Hayat kitabında okumayı öğrenmek, birçokları için bir gizemdir.
Yaşam, evren, kozmos, yaşamda bize sunulan seçeneklerin ve fırsatların önünde sürekli olarak sinyaller gönderir. Onları algılamıyoruz, onları arzularımızla tutarlı olmadıkları için ya da düşüncelerimize çok daldırdığımız için algılamayı reddediyoruz.
Hayattaki her şey sebep ve sonuçtur, ürettiğimiz her şeyin nasıl olduğunu görürüz, er ya da geç sonuçları vardır, insanlar gelir ve gider, maddi şeyler bazen eksiktir ve diğerleri bırakılır, ama yine de, evren her zaman yaşam seyrini takip eder ve her fırsatta sezgi, ilham ve benzeri destek mevcuttur.
Çoğu zaman beklenmedik şeyler başımıza gelir, hayatımızda sürprizler olur, iyi veya kötü şeyler yaşanır ve beklemediğimiz birinden tavsiye alırız, bir çağrı, bir uyarı, yeni bir alternatif veya bir değişiklik, etkinlikten önce veya sonra birçok şekilde sunulabilir ve bunu hemen farkedemeyiz, çünkü geçmişte veya gelecekte henüz mevcut olmayan, bastırılmış duyguları yaşıyoruz ve sonrasında nasıl daha dikkatli olabiliriz?
Yaşam belirtileri gelip, kendilerini gösterirler, kendilerini hissettirirler ve Herkesin sürekli ızdırap içinde değil, endişe içinde ya da sürekli beklentide değil, sakinlikte, ruhumuza dokunan her sese ve her algıya, kulaklarımızda fısıldayan düşüncelere, kısacık yıldızlar gibi geçen ve çoğu zaman hayatımızdan geçmenin anlamını anlamayan insanlara, evreni yöneten bu harika yasa ile gerçekten bağlantılı hissettiğimiz anlara karşı uyanık olmamız gerekir.

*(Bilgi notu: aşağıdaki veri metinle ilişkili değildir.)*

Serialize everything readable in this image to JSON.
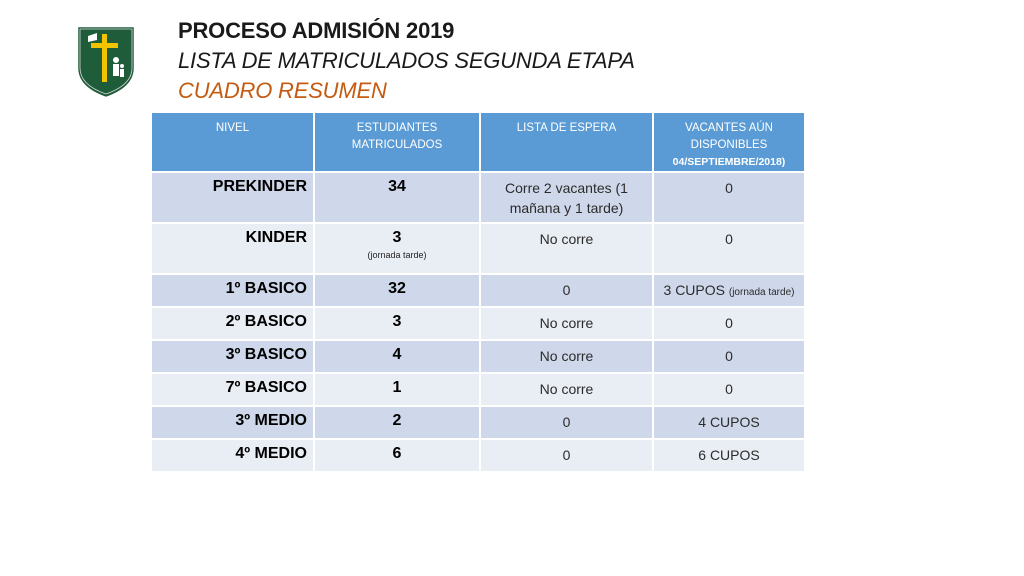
{
  "header": {
    "title": "PROCESO ADMISIÓN 2019",
    "subtitle": "LISTA DE MATRICULADOS SEGUNDA ETAPA",
    "section": "CUADRO RESUMEN"
  },
  "logo": {
    "icon": "school-crest-icon",
    "colors": {
      "shield": "#1f5c3a",
      "cross": "#f2c400",
      "border": "#ffffff"
    }
  },
  "table": {
    "headers": {
      "nivel": "NIVEL",
      "estudiantes_l1": "ESTUDIANTES",
      "estudiantes_l2": "MATRICULADOS",
      "espera": "LISTA DE ESPERA",
      "vacantes_l1": "VACANTES AÚN",
      "vacantes_l2": "DISPONIBLES",
      "vacantes_l3": "04/SEPTIEMBRE/2018)"
    },
    "rows": [
      {
        "level": "PREKINDER",
        "count": "34",
        "count_note": "",
        "wait": "Corre 2 vacantes (1 mañana y 1 tarde)",
        "vac": "0",
        "vac_note": ""
      },
      {
        "level": "KINDER",
        "count": "3",
        "count_note": "(jornada tarde)",
        "wait": "No corre",
        "vac": "0",
        "vac_note": ""
      },
      {
        "level": "1º BASICO",
        "count": "32",
        "count_note": "",
        "wait": "0",
        "vac": "3 CUPOS",
        "vac_note": "(jornada tarde)"
      },
      {
        "level": "2º BASICO",
        "count": "3",
        "count_note": "",
        "wait": "No corre",
        "vac": "0",
        "vac_note": ""
      },
      {
        "level": "3º BASICO",
        "count": "4",
        "count_note": "",
        "wait": "No corre",
        "vac": "0",
        "vac_note": ""
      },
      {
        "level": "7º BASICO",
        "count": "1",
        "count_note": "",
        "wait": "No corre",
        "vac": "0",
        "vac_note": ""
      },
      {
        "level": "3º MEDIO",
        "count": "2",
        "count_note": "",
        "wait": "0",
        "vac": "4 CUPOS",
        "vac_note": ""
      },
      {
        "level": "4º MEDIO",
        "count": "6",
        "count_note": "",
        "wait": "0",
        "vac": "6 CUPOS",
        "vac_note": ""
      }
    ]
  }
}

Yaşam belirtilerini okumayı ve almayı öğrenmek, size asla mutlu ya da mutsuz olmadığınızı, her şeyin tutumunuza, şefkatli olma yeteneğinize, tolere etmenize ve artık sahip olamayacağınız şeyi nasıl sona erdirmeye bağlı olduğunuzu öğretecektir. Hayat bu uyarıları öğretir, ancak bunu kabul etmemiz zordur.